Король Карлос очень ценил своего первого живописца; он отдал распоряжение похоронить его с теми почестями, какие полагаются грандам. Франсиско Байеу был похоронен в крипте церкви Сан-Хуан Баутиста, рядом с величайшим художником Пиренейского полуострова — доном Дьего Веласкесом.
Родственники и немногочисленные друзья покойного собрались в мастерской, чтоб посоветоваться, что делать с оставшимися после него полотнами. Там было много законченных и незаконченных картин. Общее внимание привлек автопортрет, на котором Байеу изобразил себя перед мольбертом. Хотя многие детали — палитра, кисть, жилет — были выписаны чрезвычайно тщательно, картина все же была явно не закончена; добросовестный художник не справился со своим лицом. Полуоконченное лицо глядело на зрителей мертвыми, словно еще до рождения истлевшими глазами.

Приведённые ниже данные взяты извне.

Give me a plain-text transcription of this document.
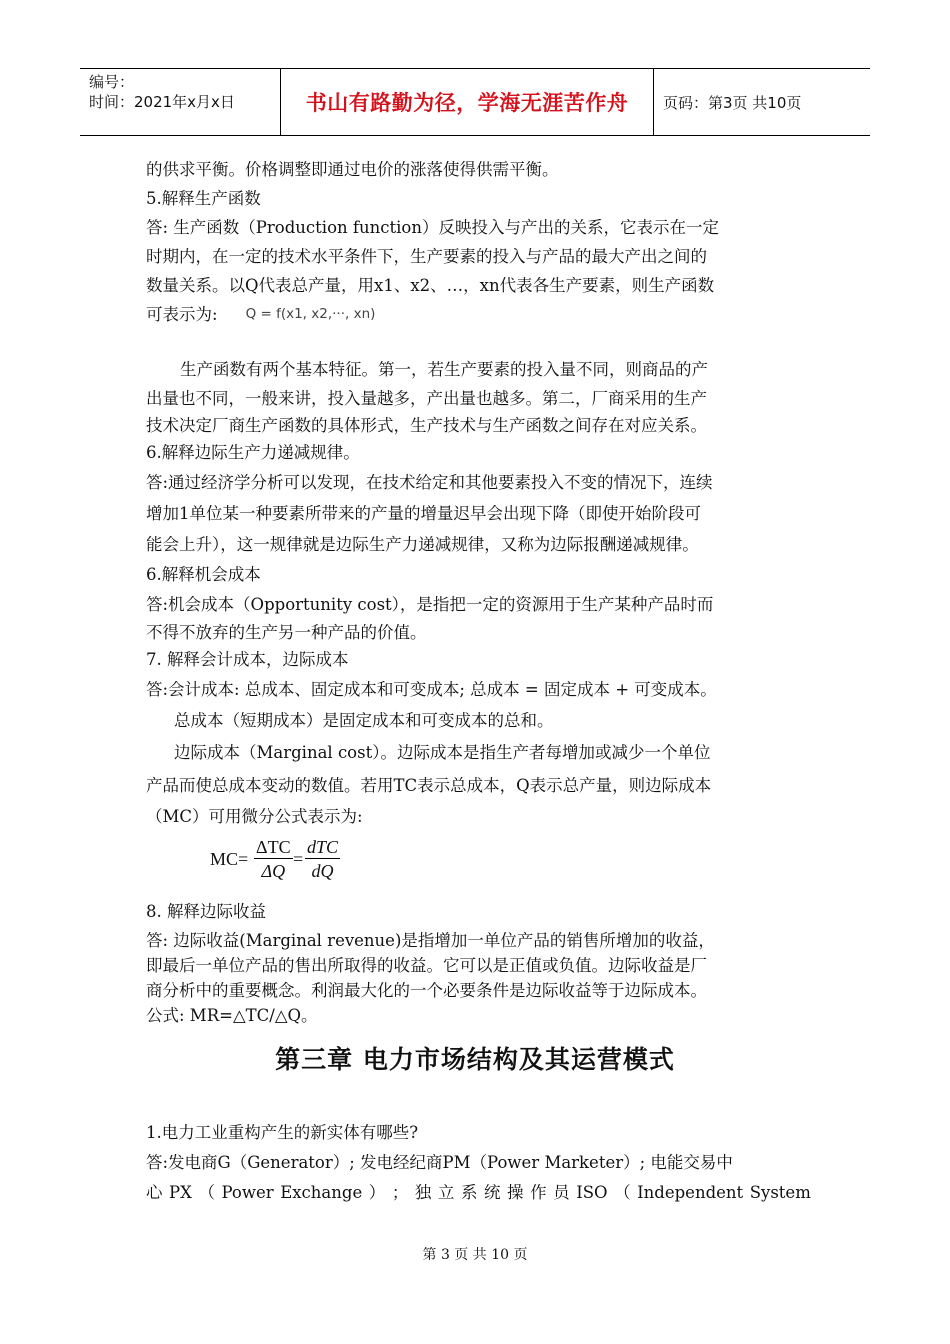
编号：
时间：2021年x月x日	书山有路勤为径，学海无涯苦作舟	页码：第3页 共10页
的供求平衡。价格调整即通过电价的涨落使得供需平衡。
5.解释生产函数
答: 生产函数（Production function）反映投入与产出的关系，它表示在一定
时期内，在一定的技术水平条件下，生产要素的投入与产品的最大产出之间的
数量关系。以Q代表总产量，用x1、x2、…，xn代表各生产要素，则生产函数
可表示为: Q = f(x1, x2,···, xn)
生产函数有两个基本特征。第一，若生产要素的投入量不同，则商品的产
出量也不同，一般来讲，投入量越多，产出量也越多。第二，厂商采用的生产
技术决定厂商生产函数的具体形式，生产技术与生产函数之间存在对应关系。
6.解释边际生产力递减规律。
答:通过经济学分析可以发现，在技术给定和其他要素投入不变的情况下，连续
增加1单位某一种要素所带来的产量的增量迟早会出现下降（即使开始阶段可
能会上升），这一规律就是边际生产力递减规律，又称为边际报酬递减规律。
6.解释机会成本
答:机会成本（Opportunity cost），是指把一定的资源用于生产某种产品时而
不得不放弃的生产另一种产品的价值。
7. 解释会计成本，边际成本
答:会计成本: 总成本、固定成本和可变成本; 总成本 = 固定成本 + 可变成本。
总成本（短期成本）是固定成本和可变成本的总和。
边际成本（Marginal cost）。边际成本是指生产者每增加或减少一个单位
产品而使总成本变动的数值。若用TC表示总成本，Q表示总产量，则边际成本
（MC）可用微分公式表示为:
MC=
ΔTC
ΔQ
=
dTC
dQ
8. 解释边际收益
答: 边际收益(Marginal revenue)是指增加一单位产品的销售所增加的收益，
即最后一单位产品的售出所取得的收益。它可以是正值或负值。边际收益是厂
商分析中的重要概念。利润最大化的一个必要条件是边际收益等于边际成本。
公式: MR=△TC/△Q。
第三章 电力市场结构及其运营模式
1.电力工业重构产生的新实体有哪些?
答:发电商G（Generator）; 发电经纪商PM（Power Marketer）; 电能交易中
心 PX （ Power Exchange ） ； 独 立 系 统 操 作 员 ISO （ Independent System
第 3 页 共 10 页
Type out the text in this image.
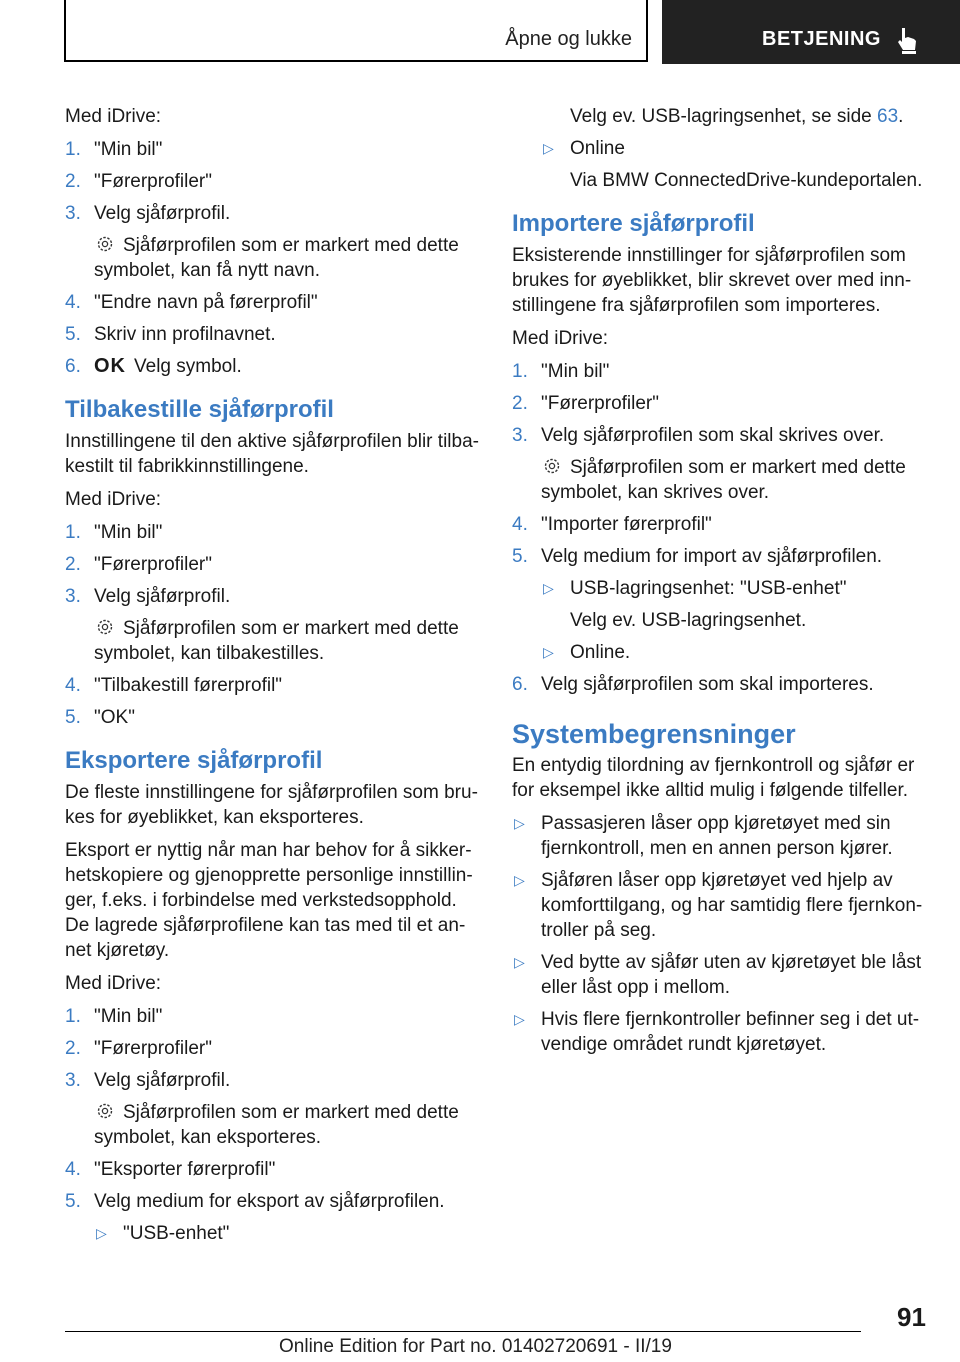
Åpne og lukke	BETJENING

Med iDrive:

1. "Min bil"
2. "Førerprofiler"
3. Velg sjåførprofil.
Sjåførprofilen som er markert med dette symbolet, kan få nytt navn.
4. "Endre navn på førerprofil"
5. Skriv inn profilnavnet.
6. OK Velg symbol.
Tilbakestille sjåførprofil

Innstillingene til den aktive sjåførprofilen blir tilbakestilt til fabrikkinnstillingene.

Med iDrive:

1. "Min bil"
2. "Førerprofiler"
3. Velg sjåførprofil.
Sjåførprofilen som er markert med dette symbolet, kan tilbakestilles.
4. "Tilbakestill førerprofil"
5. "OK"
Eksportere sjåførprofil

De fleste innstillingene for sjåførprofilen som brukes for øyeblikket, kan eksporteres.

Eksport er nyttig når man har behov for å sikkerhetskopiere og gjenopprette personlige innstillinger, f.eks. i forbindelse med verkstedsopphold. De lagrede sjåførprofilene kan tas med til et annet kjøretøy.

Med iDrive:

1. "Min bil"
2. "Førerprofiler"
3. Velg sjåførprofil.
Sjåførprofilen som er markert med dette symbolet, kan eksporteres.
4. "Eksporter førerprofil"
5. Velg medium for eksport av sjåførprofilen.
▷ "USB-enhet"
Velg ev. USB-lagringsenhet, se side 63.
▷ Online
Via BMW ConnectedDrive-kundeportalen.
Importere sjåførprofil

Eksisterende innstillinger for sjåførprofilen som brukes for øyeblikket, blir skrevet over med innstillingene fra sjåførprofilen som importeres.

Med iDrive:

1. "Min bil"
2. "Førerprofiler"
3. Velg sjåførprofilen som skal skrives over.
Sjåførprofilen som er markert med dette symbolet, kan skrives over.
4. "Importer førerprofil"
5. Velg medium for import av sjåførprofilen.
▷ USB-lagringsenhet: "USB-enhet"
Velg ev. USB-lagringsenhet.
▷ Online.
6. Velg sjåførprofilen som skal importeres.
Systembegrensninger

En entydig tilordning av fjernkontroll og sjåfør er for eksempel ikke alltid mulig i følgende tilfeller.

▷ Passasjeren låser opp kjøretøyet med sin fjernkontroll, men en annen person kjører.
▷ Sjåføren låser opp kjøretøyet ved hjelp av komforttilgang, og har samtidig flere fjernkontroller på seg.
▷ Ved bytte av sjåfør uten av kjøretøyet ble låst eller låst opp i mellom.
▷ Hvis flere fjernkontroller befinner seg i det utvendige området rundt kjøretøyet.
91
Online Edition for Part no. 01402720691 - II/19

— Как жалко, — сказал после некоторого молчания Рамон, — что брату не было суждено закончить этот портрет.
— Я закончу, — сказал Гойя.
Все удивленно, с сомнением посмотрели на него. Но Гойя уже завладел холстом.
Долго дописывал он портрет шурина на глазах у Агустина. Он работал с чувством ответственности и мало что изменял в уже сделанном. Только чуть угрюмее стали брови, чуть глубже и утомленнее легли складки от носа ко рту, чуть упрямее выдвинулся подбородок, чуть брезгливее опустились углы рта. Он вкладывал в свою работу и ненависть и любовь, но они не затуманили холодный, смелый, неподкупный глаз художника.